Mit dieser Entscheidung folgt das Gericht der Auffassung des Oberverwaltungsgerichts (OVG) Münster (Beschluss vom 28. April 2006, Az. 13 A 2495/03; keine Faltenunterspritzung durch Kosmetikerinnen), wonach das Injizieren des Füllmaterials in die Haut neben dem allgemeinen medizinischen Wissen bei der Verabreichung von Injektionen zusätzlich Kenntnisse über den Aufbau der Hautschichten und den Verlauf von Blutgefäßen, Nervenbahnen und Muskelsträngen erfordert. Ferner setze eine adäquate Behandlung von Patienten die Fähigkeit voraus, Diagnosen zu stellen und korrekte Behandlungsmöglichkeiten zu erkennen. Dass es sich bei Hautunterspritzungen um minimalinvasive Eingriffe handele, die nur eine zeitlich begrenzte Wirkung erzielten, stehe einem operativen Eingriff nicht entgegen. Ausschlaggebend sei, so das Gericht, eben nicht das Ausmaß der Invasivität, sondern das mit dem Eingriff verbundene gesundheitliche Risiko. Auch bei minimalinvasiven Eingriffen könnten die gesundheitlichen Auswirkungen durch Verletzungen von Nerven oder Blutgefäßen schwerwiegend sein und langwierige Folgen nach sich ziehen.

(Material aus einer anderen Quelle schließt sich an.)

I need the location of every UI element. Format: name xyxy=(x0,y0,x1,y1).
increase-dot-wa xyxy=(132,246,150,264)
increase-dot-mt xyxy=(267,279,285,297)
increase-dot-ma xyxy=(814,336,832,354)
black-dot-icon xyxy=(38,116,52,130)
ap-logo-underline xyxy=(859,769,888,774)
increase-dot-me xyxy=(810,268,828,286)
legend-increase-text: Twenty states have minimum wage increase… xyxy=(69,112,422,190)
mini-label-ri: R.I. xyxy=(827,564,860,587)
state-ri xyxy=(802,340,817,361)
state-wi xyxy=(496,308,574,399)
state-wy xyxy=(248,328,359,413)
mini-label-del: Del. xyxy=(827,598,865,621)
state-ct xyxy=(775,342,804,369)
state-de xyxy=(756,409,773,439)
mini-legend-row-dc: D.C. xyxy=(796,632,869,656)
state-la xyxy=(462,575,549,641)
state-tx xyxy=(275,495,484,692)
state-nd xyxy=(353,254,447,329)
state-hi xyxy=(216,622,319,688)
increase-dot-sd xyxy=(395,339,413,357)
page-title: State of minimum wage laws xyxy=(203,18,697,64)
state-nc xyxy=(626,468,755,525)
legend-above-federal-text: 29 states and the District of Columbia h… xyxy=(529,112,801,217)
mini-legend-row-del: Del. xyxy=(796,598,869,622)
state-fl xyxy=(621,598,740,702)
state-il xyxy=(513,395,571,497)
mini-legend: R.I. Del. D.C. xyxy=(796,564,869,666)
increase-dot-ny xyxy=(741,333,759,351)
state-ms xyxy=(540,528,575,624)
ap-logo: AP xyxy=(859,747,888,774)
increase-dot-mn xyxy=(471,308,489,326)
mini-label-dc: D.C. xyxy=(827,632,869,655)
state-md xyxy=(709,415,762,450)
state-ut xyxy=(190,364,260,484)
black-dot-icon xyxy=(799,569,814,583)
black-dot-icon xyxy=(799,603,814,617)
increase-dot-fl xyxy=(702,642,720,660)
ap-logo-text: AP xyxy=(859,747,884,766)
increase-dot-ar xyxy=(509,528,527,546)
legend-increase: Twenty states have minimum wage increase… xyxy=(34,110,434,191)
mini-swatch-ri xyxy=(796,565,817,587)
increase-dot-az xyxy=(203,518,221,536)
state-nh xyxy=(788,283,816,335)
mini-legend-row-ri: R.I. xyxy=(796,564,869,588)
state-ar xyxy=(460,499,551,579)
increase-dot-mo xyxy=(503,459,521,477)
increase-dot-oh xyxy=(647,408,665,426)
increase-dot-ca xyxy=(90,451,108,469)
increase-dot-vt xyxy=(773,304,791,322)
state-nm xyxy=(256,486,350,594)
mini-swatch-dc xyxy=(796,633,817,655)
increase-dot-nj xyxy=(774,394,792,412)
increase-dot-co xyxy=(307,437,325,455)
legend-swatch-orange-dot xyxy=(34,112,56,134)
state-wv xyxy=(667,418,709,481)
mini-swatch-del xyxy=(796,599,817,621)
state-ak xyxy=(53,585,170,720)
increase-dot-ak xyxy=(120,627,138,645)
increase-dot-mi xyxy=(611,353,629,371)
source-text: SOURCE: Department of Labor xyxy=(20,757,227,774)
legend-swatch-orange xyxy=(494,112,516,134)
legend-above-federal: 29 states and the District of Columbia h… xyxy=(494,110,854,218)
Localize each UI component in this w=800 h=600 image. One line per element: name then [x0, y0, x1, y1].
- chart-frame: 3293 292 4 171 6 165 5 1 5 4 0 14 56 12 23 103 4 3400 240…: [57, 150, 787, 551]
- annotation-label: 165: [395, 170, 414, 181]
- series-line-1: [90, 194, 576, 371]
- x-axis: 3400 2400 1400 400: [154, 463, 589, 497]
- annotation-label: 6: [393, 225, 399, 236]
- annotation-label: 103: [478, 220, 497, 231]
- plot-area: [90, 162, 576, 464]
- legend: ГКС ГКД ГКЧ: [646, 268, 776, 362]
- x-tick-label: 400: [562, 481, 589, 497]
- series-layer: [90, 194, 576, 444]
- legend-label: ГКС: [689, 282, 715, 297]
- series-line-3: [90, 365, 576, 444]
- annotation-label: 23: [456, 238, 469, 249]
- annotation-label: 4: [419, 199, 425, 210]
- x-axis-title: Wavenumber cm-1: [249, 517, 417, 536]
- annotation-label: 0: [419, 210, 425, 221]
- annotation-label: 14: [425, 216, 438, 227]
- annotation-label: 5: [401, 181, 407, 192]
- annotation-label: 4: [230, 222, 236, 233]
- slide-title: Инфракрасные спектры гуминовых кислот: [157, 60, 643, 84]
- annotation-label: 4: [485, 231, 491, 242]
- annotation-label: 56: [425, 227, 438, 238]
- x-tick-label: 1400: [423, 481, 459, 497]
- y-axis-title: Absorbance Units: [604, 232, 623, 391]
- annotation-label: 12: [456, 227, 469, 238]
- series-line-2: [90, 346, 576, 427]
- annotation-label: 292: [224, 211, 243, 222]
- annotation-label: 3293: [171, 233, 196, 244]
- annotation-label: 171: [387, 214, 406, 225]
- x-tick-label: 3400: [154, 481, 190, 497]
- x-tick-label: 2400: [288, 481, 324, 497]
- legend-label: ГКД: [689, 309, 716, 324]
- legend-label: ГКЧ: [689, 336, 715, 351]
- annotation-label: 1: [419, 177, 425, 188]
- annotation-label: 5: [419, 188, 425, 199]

Selbst die Abbildung von Kunstfiguren, sogenannten Avataren, ist unzulässig (OLG Koblenz, Urteil vom 23. April 2024, Az. 9 U 1097/23, nicht rechtskräftig). Der Umstand, dass für die sichtbare Veränderung durch die Behandlung nicht mit Lichtbildern, sondern mittels einer grafischen Darstellung geworben werde, rechtfertige keine andere Bewertung.
Fazit
Eine Beschränkung des Begriffs „operativ“ auf solche Eingriffe, die mit einer Öffnung der Körperoberfläche einhergehen, entspricht nicht dem Schutzzweck des Heilmittelwerbegesetzes und würde den Anwendungsbereich zulasten der Patienten einengen. Jeder form- oder gestaltverändernde instrumentelle Eingriff ist durch das Werbeverbot des HWG erfasst und darf dementsprechend nicht mit Vorher-Nachher-Bildern beworben werden.
Dr. iur. Dirk Schulenburg, MBA, MHMM, ist Justiziar der Ärztekammer Nordrhein und Katharina Eibl, Fachanwältin für Medizinrecht, ist Referentin der Rechtsabteilung.